Sunday, September 04, 2005

Vicissitudes: Economy

A headline in The State screams "Foreign competition [is] taking jobs from S.C."
Federal data analyzed by The State newspaper [shows] more than 53,000 South Carolina workers at 423 sites lost their jobs since 1994 because:

• The employers moved their jobs to countries where people work for less money.

• Cheaper imports cut the demand for the goods made in South Carolina.
Recognizing that a lack of productivity is at the heart of the problem, Linda Floyd, a program coordinator with the S.C. Employment Security Commission, said
It is hard to motivate middle-age people to go back to school. They’re often intimidated by the idea of college, especially after spending 20 years in a factory... You’re 42-years-old and you’ve got about 20 more years in the work force. How do you want to spend it? Being a cashier at Wal-Mart is fine if that’s what you want to do for the next 20 years.
Lewis Gossett, president of the S.C. Manufacturers Alliance (and perhaps the organization that wanted this in the paper), says "By and large, the quality of the jobs being lost is not being replaced."

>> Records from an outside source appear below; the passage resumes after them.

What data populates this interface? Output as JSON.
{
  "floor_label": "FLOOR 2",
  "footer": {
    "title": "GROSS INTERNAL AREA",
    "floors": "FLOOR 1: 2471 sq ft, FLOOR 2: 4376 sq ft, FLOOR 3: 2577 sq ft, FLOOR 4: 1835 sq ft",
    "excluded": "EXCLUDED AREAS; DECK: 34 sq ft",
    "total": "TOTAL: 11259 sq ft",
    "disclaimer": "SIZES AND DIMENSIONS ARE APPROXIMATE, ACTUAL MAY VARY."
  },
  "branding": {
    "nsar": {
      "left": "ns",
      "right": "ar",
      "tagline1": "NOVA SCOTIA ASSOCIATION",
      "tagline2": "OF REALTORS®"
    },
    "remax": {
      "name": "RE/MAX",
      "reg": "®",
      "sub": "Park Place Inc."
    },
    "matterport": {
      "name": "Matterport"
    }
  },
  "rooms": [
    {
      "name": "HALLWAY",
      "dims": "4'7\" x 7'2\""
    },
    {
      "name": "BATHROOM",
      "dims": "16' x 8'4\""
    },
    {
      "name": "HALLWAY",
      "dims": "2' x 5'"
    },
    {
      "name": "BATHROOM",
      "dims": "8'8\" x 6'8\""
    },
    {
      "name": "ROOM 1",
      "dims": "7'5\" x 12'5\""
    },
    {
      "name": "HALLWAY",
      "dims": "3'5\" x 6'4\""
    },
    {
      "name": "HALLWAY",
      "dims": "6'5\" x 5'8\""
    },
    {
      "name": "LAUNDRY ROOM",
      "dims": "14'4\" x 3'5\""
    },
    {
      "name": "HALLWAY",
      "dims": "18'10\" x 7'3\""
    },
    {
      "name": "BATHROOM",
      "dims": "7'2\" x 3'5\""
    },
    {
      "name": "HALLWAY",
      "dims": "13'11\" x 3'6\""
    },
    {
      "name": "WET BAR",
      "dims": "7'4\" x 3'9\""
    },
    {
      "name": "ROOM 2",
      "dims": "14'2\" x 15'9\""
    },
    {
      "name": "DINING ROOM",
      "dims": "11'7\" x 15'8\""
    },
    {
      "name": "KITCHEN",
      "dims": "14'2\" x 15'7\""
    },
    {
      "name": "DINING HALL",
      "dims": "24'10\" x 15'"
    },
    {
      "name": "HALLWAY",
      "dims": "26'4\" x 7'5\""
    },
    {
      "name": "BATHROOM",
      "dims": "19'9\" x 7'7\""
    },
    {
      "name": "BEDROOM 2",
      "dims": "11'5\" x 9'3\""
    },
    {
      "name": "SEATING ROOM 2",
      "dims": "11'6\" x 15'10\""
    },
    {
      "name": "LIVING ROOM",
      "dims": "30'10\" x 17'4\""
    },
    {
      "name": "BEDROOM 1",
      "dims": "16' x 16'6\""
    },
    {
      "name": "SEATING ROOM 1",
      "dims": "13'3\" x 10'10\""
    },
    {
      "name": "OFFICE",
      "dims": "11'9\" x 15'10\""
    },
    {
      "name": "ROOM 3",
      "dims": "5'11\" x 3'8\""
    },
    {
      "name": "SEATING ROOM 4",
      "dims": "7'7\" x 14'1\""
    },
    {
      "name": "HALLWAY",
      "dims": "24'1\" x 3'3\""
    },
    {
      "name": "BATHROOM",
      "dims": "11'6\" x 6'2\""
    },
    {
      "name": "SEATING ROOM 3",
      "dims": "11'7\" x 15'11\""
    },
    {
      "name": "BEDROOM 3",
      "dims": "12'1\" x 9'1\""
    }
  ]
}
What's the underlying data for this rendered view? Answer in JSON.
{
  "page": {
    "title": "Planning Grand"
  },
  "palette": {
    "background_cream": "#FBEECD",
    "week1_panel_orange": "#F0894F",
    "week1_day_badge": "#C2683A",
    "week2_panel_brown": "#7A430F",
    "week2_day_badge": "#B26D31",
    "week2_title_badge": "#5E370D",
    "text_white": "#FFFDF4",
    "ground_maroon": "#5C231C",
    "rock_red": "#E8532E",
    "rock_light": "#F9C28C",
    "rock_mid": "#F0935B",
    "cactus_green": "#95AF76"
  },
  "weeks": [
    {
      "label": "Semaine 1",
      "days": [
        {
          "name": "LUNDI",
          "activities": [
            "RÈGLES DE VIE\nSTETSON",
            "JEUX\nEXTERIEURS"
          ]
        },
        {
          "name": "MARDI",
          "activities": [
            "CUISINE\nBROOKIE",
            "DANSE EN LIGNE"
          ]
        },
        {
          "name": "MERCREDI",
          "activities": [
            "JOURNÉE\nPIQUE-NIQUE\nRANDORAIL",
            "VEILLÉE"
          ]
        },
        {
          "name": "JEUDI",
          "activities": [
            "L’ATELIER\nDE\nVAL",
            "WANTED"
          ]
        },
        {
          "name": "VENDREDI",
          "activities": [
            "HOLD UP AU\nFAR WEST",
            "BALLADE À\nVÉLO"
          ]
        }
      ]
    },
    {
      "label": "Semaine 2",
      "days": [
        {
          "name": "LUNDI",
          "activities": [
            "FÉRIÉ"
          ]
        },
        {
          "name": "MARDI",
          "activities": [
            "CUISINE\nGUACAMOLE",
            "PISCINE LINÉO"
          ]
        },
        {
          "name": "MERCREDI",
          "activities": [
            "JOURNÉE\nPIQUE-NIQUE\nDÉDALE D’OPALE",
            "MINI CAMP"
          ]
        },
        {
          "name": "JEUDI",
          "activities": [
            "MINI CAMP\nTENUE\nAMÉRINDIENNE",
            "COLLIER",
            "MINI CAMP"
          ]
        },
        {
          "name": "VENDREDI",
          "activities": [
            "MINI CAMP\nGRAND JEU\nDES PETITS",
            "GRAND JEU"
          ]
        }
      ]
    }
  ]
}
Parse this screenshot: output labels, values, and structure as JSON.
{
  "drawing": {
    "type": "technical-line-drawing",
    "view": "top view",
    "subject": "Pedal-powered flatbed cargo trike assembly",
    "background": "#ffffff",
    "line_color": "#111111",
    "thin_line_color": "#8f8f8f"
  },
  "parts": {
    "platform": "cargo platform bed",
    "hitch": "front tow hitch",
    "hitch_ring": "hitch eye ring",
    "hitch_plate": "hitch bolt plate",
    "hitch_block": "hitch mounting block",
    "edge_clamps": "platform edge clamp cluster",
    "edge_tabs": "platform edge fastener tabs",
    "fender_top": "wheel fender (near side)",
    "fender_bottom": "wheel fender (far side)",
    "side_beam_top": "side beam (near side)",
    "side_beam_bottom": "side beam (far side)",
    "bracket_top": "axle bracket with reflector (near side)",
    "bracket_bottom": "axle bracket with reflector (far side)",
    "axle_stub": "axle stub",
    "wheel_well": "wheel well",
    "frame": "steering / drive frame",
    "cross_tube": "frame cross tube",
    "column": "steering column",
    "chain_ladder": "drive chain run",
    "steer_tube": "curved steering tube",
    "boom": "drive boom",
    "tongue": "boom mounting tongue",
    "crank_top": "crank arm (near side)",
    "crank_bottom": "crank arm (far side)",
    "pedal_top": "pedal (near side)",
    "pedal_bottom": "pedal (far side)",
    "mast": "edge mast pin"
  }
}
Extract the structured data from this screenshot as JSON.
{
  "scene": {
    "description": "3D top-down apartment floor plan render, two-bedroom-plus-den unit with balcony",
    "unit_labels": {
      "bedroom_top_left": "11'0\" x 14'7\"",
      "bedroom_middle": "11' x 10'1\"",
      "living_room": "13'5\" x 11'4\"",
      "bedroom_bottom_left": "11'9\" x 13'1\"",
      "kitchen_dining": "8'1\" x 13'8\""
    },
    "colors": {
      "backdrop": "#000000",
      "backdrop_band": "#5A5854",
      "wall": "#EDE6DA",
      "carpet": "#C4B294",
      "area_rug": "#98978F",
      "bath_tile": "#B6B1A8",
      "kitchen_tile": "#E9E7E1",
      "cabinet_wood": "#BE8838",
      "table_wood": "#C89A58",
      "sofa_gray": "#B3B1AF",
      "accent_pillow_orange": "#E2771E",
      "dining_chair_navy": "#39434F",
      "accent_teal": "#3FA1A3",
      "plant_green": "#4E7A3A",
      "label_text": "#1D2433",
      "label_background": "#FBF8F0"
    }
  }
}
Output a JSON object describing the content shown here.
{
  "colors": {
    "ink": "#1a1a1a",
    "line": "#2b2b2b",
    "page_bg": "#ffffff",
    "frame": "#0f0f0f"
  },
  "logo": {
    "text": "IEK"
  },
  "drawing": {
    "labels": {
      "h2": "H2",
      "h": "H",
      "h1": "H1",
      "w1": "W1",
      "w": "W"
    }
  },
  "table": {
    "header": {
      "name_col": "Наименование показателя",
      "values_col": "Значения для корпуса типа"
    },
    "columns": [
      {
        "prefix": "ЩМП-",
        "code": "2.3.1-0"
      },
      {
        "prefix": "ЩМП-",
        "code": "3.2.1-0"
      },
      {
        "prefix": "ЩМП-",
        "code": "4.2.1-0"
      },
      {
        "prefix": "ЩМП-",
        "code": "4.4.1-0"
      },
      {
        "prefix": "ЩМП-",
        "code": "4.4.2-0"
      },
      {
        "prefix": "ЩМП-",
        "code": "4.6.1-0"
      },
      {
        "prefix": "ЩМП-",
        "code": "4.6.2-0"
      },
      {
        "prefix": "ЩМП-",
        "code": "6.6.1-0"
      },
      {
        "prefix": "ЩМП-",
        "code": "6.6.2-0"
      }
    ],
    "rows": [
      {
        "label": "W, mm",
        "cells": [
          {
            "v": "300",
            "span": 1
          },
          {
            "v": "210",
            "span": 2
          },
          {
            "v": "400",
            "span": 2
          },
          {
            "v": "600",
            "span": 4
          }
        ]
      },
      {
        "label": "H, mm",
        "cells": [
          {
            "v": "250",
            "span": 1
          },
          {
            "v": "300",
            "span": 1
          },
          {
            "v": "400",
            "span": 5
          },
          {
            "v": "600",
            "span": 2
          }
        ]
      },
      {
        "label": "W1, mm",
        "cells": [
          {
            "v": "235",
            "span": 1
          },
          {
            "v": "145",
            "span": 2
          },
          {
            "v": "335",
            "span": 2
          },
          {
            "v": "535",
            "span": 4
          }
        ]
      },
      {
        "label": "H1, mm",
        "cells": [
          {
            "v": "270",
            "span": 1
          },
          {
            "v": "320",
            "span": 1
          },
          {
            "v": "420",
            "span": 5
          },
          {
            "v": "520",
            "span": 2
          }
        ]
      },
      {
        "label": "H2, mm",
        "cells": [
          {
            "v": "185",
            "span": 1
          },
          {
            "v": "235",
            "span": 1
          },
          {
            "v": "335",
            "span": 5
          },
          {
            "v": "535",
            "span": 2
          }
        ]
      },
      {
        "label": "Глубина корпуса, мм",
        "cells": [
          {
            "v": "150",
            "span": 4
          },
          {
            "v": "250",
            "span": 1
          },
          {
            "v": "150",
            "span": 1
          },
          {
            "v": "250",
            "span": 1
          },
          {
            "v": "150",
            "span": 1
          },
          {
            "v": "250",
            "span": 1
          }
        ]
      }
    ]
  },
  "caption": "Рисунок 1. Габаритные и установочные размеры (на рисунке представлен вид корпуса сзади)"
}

But is it not South Carolina workers who are solely to blame. The Charlotte Observer notes that of all people, "China-based Haier adds workers, goes for bigger U.S. profits."
As the Carolinas have mourned the loss of traditional manufacturing jobs to China, Haier represented the flip side when it opened a $40 million, 350,000-square-foot Camden plant with 27 workers in 2000. It now employs 225 in this city about 110 miles south of Charlotte.

Over the next six months, the company plans to set up the research and design center on its 110 acres on a former hay field. Haier will service its U.S.-made refrigerators and send ideas about American tastes back to China for the development of other products.
So here we are. South Carolina manufacturers are bemoaning the fact that "foreign competition [is] taking jobs from S.C." while the Chinese are adding jobs and investing in research and development in Camden.

Some South Carolina manufacturers can not figure out how to be profitable with South Carolina workers, but Chinese manufacturers can. Is that a wake up call or what?